Will miss you...always.

1977 - 2013
As I rubbed my fingers on your face, everything was numb. My fingers, your face, our heart beat, even my emotions for you. Everything was dead. Just as you were. 

After sharing 15 years of life with you, it was not easy to let you go. Neither in life, nor in death. Filing divorce was as painful. It hurt almost the same. You were gone already in life, leaving us in death at this juncture was cruel. 

This struggle of living the last two years alone, and the effort of trying to be independent and reasonably stable, suddenly suffered a blow. It felt like someone had hit my back bone with a hammer. The strength, the confidence, the faith, all of it was crashing right there in front of my eyes. I wanted to win this battle with you, you defeated me with your death.

This life was unfair. We met, we loved, but we could not co-exist. I warned you. The day you crossed the road without me, I stopped you. I was in panic when you drifted from life. I was scared when I saw you crash. I wanted to hold your hand, you were already headed out for the unknown destruction. 

I could not stop you, I could not change you. Deserting you was not an option, but a decision to keep Maulik away from the misery of a deranged home. While you were gone, there were challenges thrown in every day. The rooms had gone silent, the bed was lonely, the balcony held nothing but gloom. 

In the middle of all of this, I was building life for Me and Maulik. We were taking small steps everyday, holding each other as close as we could. I was emerging stronger, he was growing smarter. In this parallel world, we were trying to create a small happy family. As much as I used to miss Papa in my struggle every day, I would miss you in his moments of achievement.

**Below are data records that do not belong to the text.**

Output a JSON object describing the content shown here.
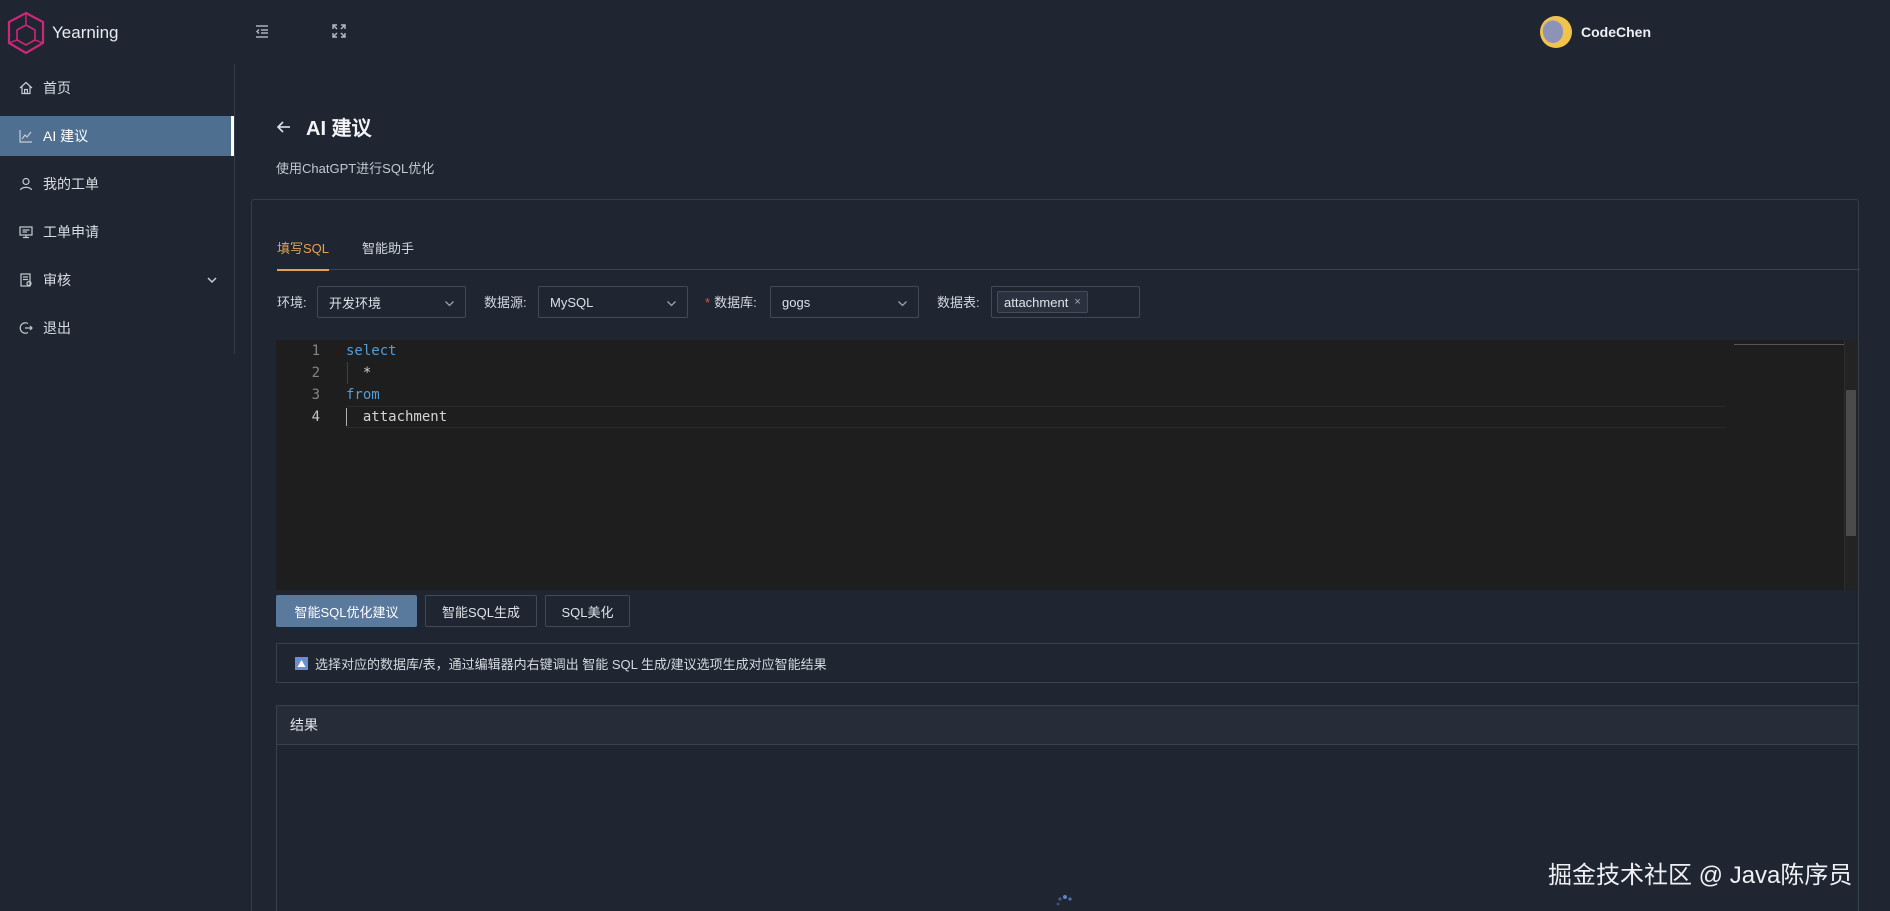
{
  "app": {
    "name": "Yearning"
  },
  "header": {
    "user_name": "CodeChen",
    "menu_toggle_icon": "menu-fold-icon",
    "fullscreen_icon": "fullscreen-icon"
  },
  "sidebar": {
    "items": [
      {
        "label": "首页",
        "icon": "home-icon"
      },
      {
        "label": "AI 建议",
        "icon": "chart-icon",
        "active": true
      },
      {
        "label": "我的工单",
        "icon": "user-icon"
      },
      {
        "label": "工单申请",
        "icon": "monitor-icon"
      },
      {
        "label": "审核",
        "icon": "audit-icon",
        "expandable": true
      },
      {
        "label": "退出",
        "icon": "logout-icon"
      }
    ]
  },
  "page": {
    "title": "AI 建议",
    "subtitle": "使用ChatGPT进行SQL优化"
  },
  "tabs": [
    {
      "label": "填写SQL",
      "active": true
    },
    {
      "label": "智能助手",
      "active": false
    }
  ],
  "filters": {
    "env": {
      "label": "环境:",
      "value": "开发环境"
    },
    "source": {
      "label": "数据源:",
      "value": "MySQL"
    },
    "database": {
      "required_mark": "*",
      "label": "数据库:",
      "value": "gogs"
    },
    "table": {
      "label": "数据表:",
      "tags": [
        "attachment"
      ],
      "tag_close": "×"
    }
  },
  "editor": {
    "lines": [
      {
        "num": "1",
        "text": "select",
        "kind": "keyword"
      },
      {
        "num": "2",
        "text": "  *",
        "kind": "plain"
      },
      {
        "num": "3",
        "text": "from",
        "kind": "keyword"
      },
      {
        "num": "4",
        "text": "  attachment",
        "kind": "plain"
      }
    ]
  },
  "actions": {
    "optimize": "智能SQL优化建议",
    "generate": "智能SQL生成",
    "beautify": "SQL美化"
  },
  "alert": {
    "text": "选择对应的数据库/表，通过编辑器内右键调出 智能 SQL 生成/建议选项生成对应智能结果"
  },
  "result": {
    "title": "结果"
  },
  "watermark": "掘金技术社区 @ Java陈序员",
  "colors": {
    "accent": "#e3a253",
    "primary": "#597a9d",
    "sidebar_active": "#4f6f91",
    "background": "#1f2632"
  }
}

In death today, you took away a lot of me with you. There was love in holding you all these years, but there was even more love in letting you go to a better world. While I forgive you for not being around in smiles and sorrows, I regret not being around when you went away. 

I loved you. I always will. And as you transition into a different form, I join hands and say sorry. Life could not hold us together. In death, I shall meet you one day.